Niedawno usłyszałem, że to przeze mnie Społem PSS nie może uruchomić sklepu spożywczego przy ulicy Roosevelta. – napisała na portalu społecznościowym Prezydent Świnoujścia
Rzekomym powodem ma być fakt, że miasto miało zażądać od Społem zabezpieczenia miejsc postojowych.
Aby uciąć wszelkie plotki na ten temat, zwróciłem się do prezesa Społem PSS Piotra Kłapacza z prośbą o podanie przyczyn, które powodują, że obiekt przy ulicy Roosevelta stoi pusty.
Jednocześnie zadeklarowałem pomoc i wsparcie w uruchomieniu sklepu w tym miejscu. W odpowiedzi nie ma ani słowa o rzekomych miejscach parkingowych, których miało niby zażądać miasto. Jest za to stwierdzenie o rachunku ekonomicznym, którym kieruje się Społem PSS i czemu zresztą trudno się dziwić. To przecież firma handlowa, jak każda inna.

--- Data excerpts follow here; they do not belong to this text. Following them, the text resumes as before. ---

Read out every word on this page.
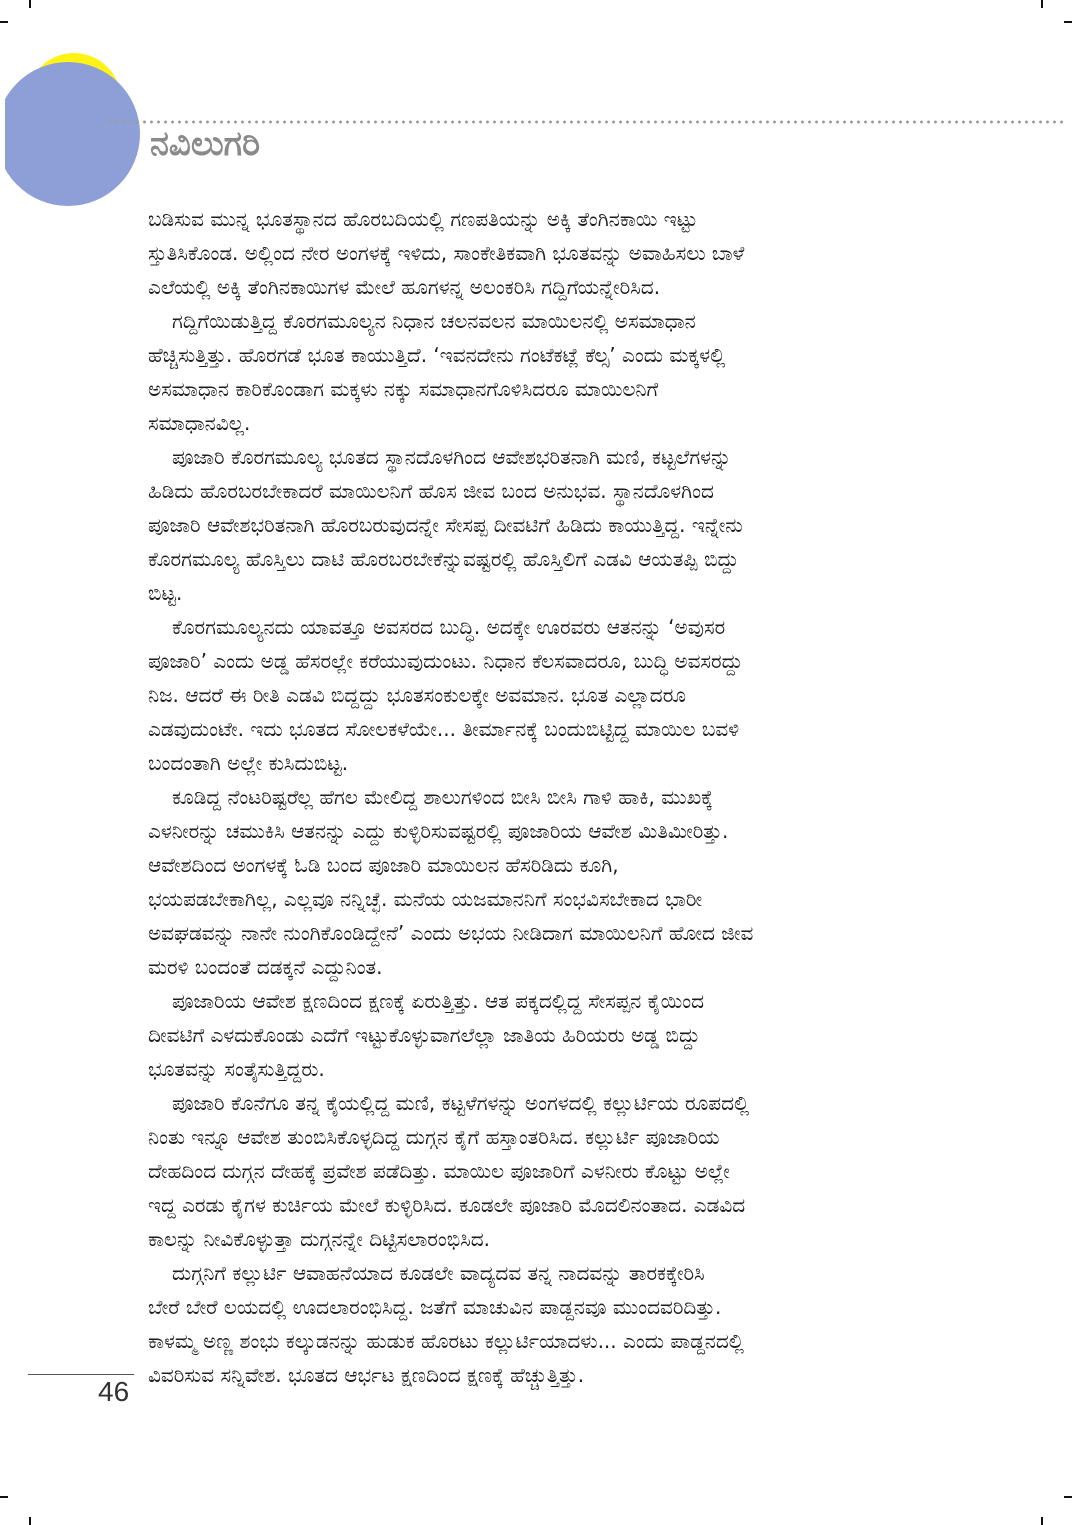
ನವಿಲುಗರಿ
ಬಡಿಸುವ ಮುನ್ನ ಭೂತಸ್ಥಾನದ ಹೊರಬದಿಯಲ್ಲಿ ಗಣಪತಿಯನ್ನು ಅಕ್ಕಿ ತೆಂಗಿನಕಾಯಿ ಇಟ್ಟು
ಸ್ತುತಿಸಿಕೊಂಡ. ಅಲ್ಲಿಂದ ನೇರ ಅಂಗಳಕ್ಕೆ ಇಳಿದು, ಸಾಂಕೇತಿಕವಾಗಿ ಭೂತವನ್ನು ಅವಾಹಿಸಲು ಬಾಳೆ
ಎಲೆಯಲ್ಲಿ ಅಕ್ಕಿ ತೆಂಗಿನಕಾಯಿಗಳ ಮೇಲೆ ಹೂಗಳನ್ನ ಅಲಂಕರಿಸಿ ಗದ್ದಿಗೆಯನ್ನೇರಿಸಿದ.
ಗದ್ದಿಗೆಯಿಡುತ್ತಿದ್ದ ಕೊರಗಮೂಲ್ಯನ ನಿಧಾನ ಚಲನವಲನ ಮಾಯಿಲನಲ್ಲಿ ಅಸಮಾಧಾನ
ಹೆಚ್ಚಿಸುತ್ತಿತ್ತು. ಹೊರಗಡೆ ಭೂತ ಕಾಯುತ್ತಿದೆ. ‘ಇವನದೇನು ಗಂಟೆಕಟ್ಲೆ ಕೆಲ್ಸ’ ಎಂದು ಮಕ್ಕಳಲ್ಲಿ
ಅಸಮಾಧಾನ ಕಾರಿಕೊಂಡಾಗ ಮಕ್ಕಳು ನಕ್ಕು ಸಮಾಧಾನಗೊಳಿಸಿದರೂ ಮಾಯಿಲನಿಗೆ
ಸಮಾಧಾನವಿಲ್ಲ.
ಪೂಜಾರಿ ಕೊರಗಮೂಲ್ಯ ಭೂತದ ಸ್ಥಾನದೊಳಗಿಂದ ಆವೇಶಭರಿತನಾಗಿ ಮಣಿ, ಕಟ್ಟಲೆಗಳನ್ನು
ಹಿಡಿದು ಹೊರಬರಬೇಕಾದರೆ ಮಾಯಿಲನಿಗೆ ಹೊಸ ಜೀವ ಬಂದ ಅನುಭವ. ಸ್ಥಾನದೊಳಗಿಂದ
ಪೂಜಾರಿ ಆವೇಶಭರಿತನಾಗಿ ಹೊರಬರುವುದನ್ನೇ ಸೇಸಪ್ಪ ದೀವಟಿಗೆ ಹಿಡಿದು ಕಾಯುತ್ತಿದ್ದ. ಇನ್ನೇನು
ಕೊರಗಮೂಲ್ಯ ಹೊಸ್ತಿಲು ದಾಟಿ ಹೊರಬರಬೇಕೆನ್ನುವಷ್ಟರಲ್ಲಿ ಹೊಸ್ತಿಲಿಗೆ ಎಡವಿ ಆಯತಪ್ಪಿ ಬಿದ್ದು
ಬಿಟ್ಟ.
ಕೊರಗಮೂಲ್ಯನದು ಯಾವತ್ತೂ ಅವಸರದ ಬುದ್ಧಿ. ಅದಕ್ಕೇ ಊರವರು ಆತನನ್ನು ‘ಅವುಸರ
ಪೂಜಾರಿ’ ಎಂದು ಅಡ್ಡ ಹೆಸರಲ್ಲೇ ಕರೆಯುವುದುಂಟು. ನಿಧಾನ ಕೆಲಸವಾದರೂ, ಬುದ್ಧಿ ಅವಸರದ್ದು
ನಿಜ. ಆದರೆ ಈ ರೀತಿ ಎಡವಿ ಬಿದ್ದದ್ದು ಭೂತಸಂಕುಲಕ್ಕೇ ಅವಮಾನ. ಭೂತ ಎಲ್ಲಾದರೂ
ಎಡವುದುಂಟೇ. ಇದು ಭೂತದ ಸೋಲಕಳೆಯೇ... ತೀರ್ಮಾನಕ್ಕೆ ಬಂದುಬಿಟ್ಟಿದ್ದ ಮಾಯಿಲ ಬವಳಿ
ಬಂದಂತಾಗಿ ಅಲ್ಲೇ ಕುಸಿದುಬಿಟ್ಟ.
ಕೂಡಿದ್ದ ನೆಂಟರಿಷ್ಟರೆಲ್ಲ ಹೆಗಲ ಮೇಲಿದ್ದ ಶಾಲುಗಳಿಂದ ಬೀಸಿ ಬೀಸಿ ಗಾಳಿ ಹಾಕಿ, ಮುಖಕ್ಕೆ
ಎಳನೀರನ್ನು ಚಮುಕಿಸಿ ಆತನನ್ನು ಎದ್ದು ಕುಳ್ಳಿರಿಸುವಷ್ಟರಲ್ಲಿ ಪೂಜಾರಿಯ ಆವೇಶ ಮಿತಿಮೀರಿತ್ತು.
ಆವೇಶದಿಂದ ಅಂಗಳಕ್ಕೆ ಓಡಿ ಬಂದ ಪೂಜಾರಿ ಮಾಯಿಲನ ಹೆಸರಿಡಿದು ಕೂಗಿ,
ಭಯಪಡಬೇಕಾಗಿಲ್ಲ, ಎಲ್ಲವೂ ನನ್ನಿಚ್ಛೆ. ಮನೆಯ ಯಜಮಾನನಿಗೆ ಸಂಭವಿಸಬೇಕಾದ ಭಾರೀ
ಅವಘಡವನ್ನು ನಾನೇ ನುಂಗಿಕೊಂಡಿದ್ದೇನೆ’ ಎಂದು ಅಭಯ ನೀಡಿದಾಗ ಮಾಯಿಲನಿಗೆ ಹೋದ ಜೀವ
ಮರಳಿ ಬಂದಂತೆ ದಡಕ್ಕನೆ ಎದ್ದುನಿಂತ.
ಪೂಜಾರಿಯ ಆವೇಶ ಕ್ಷಣದಿಂದ ಕ್ಷಣಕ್ಕೆ ಏರುತ್ತಿತ್ತು. ಆತ ಪಕ್ಕದಲ್ಲಿದ್ದ ಸೇಸಪ್ಪನ ಕೈಯಿಂದ
ದೀವಟಿಗೆ ಎಳದುಕೊಂಡು ಎದೆಗೆ ಇಟ್ಟುಕೊಳ್ಳುವಾಗಲೆಲ್ಲಾ ಜಾತಿಯ ಹಿರಿಯರು ಅಡ್ಡ ಬಿದ್ದು
ಭೂತವನ್ನು ಸಂತೈಸುತ್ತಿದ್ದರು.
ಪೂಜಾರಿ ಕೊನೆಗೂ ತನ್ನ ಕೈಯಲ್ಲಿದ್ದ ಮಣಿ, ಕಟ್ಟಳೆಗಳನ್ನು ಅಂಗಳದಲ್ಲಿ ಕಲ್ಲುರ್ಟಿಯ ರೂಪದಲ್ಲಿ
ನಿಂತು ಇನ್ನೂ ಆವೇಶ ತುಂಬಿಸಿಕೊಳ್ಳದಿದ್ದ ದುಗ್ಗನ ಕೈಗೆ ಹಸ್ತಾಂತರಿಸಿದ. ಕಲ್ಲುರ್ಟಿ ಪೂಜಾರಿಯ
ದೇಹದಿಂದ ದುಗ್ಗನ ದೇಹಕ್ಕೆ ಪ್ರವೇಶ ಪಡೆದಿತ್ತು. ಮಾಯಿಲ ಪೂಜಾರಿಗೆ ಎಳನೀರು ಕೊಟ್ಟು ಅಲ್ಲೇ
ಇದ್ದ ಎರಡು ಕೈಗಳ ಕುರ್ಚಿಯ ಮೇಲೆ ಕುಳ್ಳಿರಿಸಿದ. ಕೂಡಲೇ ಪೂಜಾರಿ ಮೊದಲಿನಂತಾದ. ಎಡವಿದ
ಕಾಲನ್ನು ನೀವಿಕೊಳ್ಳುತ್ತಾ ದುಗ್ಗನನ್ನೇ ದಿಟ್ಟಿಸಲಾರಂಭಿಸಿದ.
ದುಗ್ಗನಿಗೆ ಕಲ್ಲುರ್ಟಿ ಆವಾಹನೆಯಾದ ಕೂಡಲೇ ವಾದ್ಯದವ ತನ್ನ ನಾದವನ್ನು ತಾರಕಕ್ಕೇರಿಸಿ
ಬೇರೆ ಬೇರೆ ಲಯದಲ್ಲಿ ಊದಲಾರಂಭಿಸಿದ್ದ. ಜತೆಗೆ ಮಾಚುವಿನ ಪಾಡ್ದನವೂ ಮುಂದವರಿದಿತ್ತು.
ಕಾಳಮ್ಮ ಅಣ್ಣ ಶಂಭು ಕಲ್ಕುಡನನ್ನು ಹುಡುಕ ಹೊರಟು ಕಲ್ಲುರ್ಟಿಯಾದಳು... ಎಂದು ಪಾಡ್ದನದಲ್ಲಿ
ವಿವರಿಸುವ ಸನ್ನಿವೇಶ. ಭೂತದ ಆರ್ಭಟ ಕ್ಷಣದಿಂದ ಕ್ಷಣಕ್ಕೆ ಹೆಚ್ಚುತ್ತಿತ್ತು.
46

– Spółdzielnia nie jest instytucją powołaną do zabezpieczenia oczekiwań mieszkańców, jeżeli nie stoi za tym rachunek ekonomiczny; jest bowiem powołana do realizacji oczekiwań swoich członków i pracowników – napisał m.in. prezes.
Dodał również, że spółdzielnia prowadziła szereg rozmów, aby zagospodarować tę placówkę: z Biedronką, Stokrotką, Dino i innymi firmami. Niestety, żadna nie zdecydowała się na otwarcie tam swojego sklepu.
I taka jest prawda Szanowni Państwo – rachunek ekonomiczny, opłacalność. A nie rozsiewane plotki, że Społem nie może otworzyć sklepu, bo Żmurkiewicz zażądał stworzenia miejsc postojowych.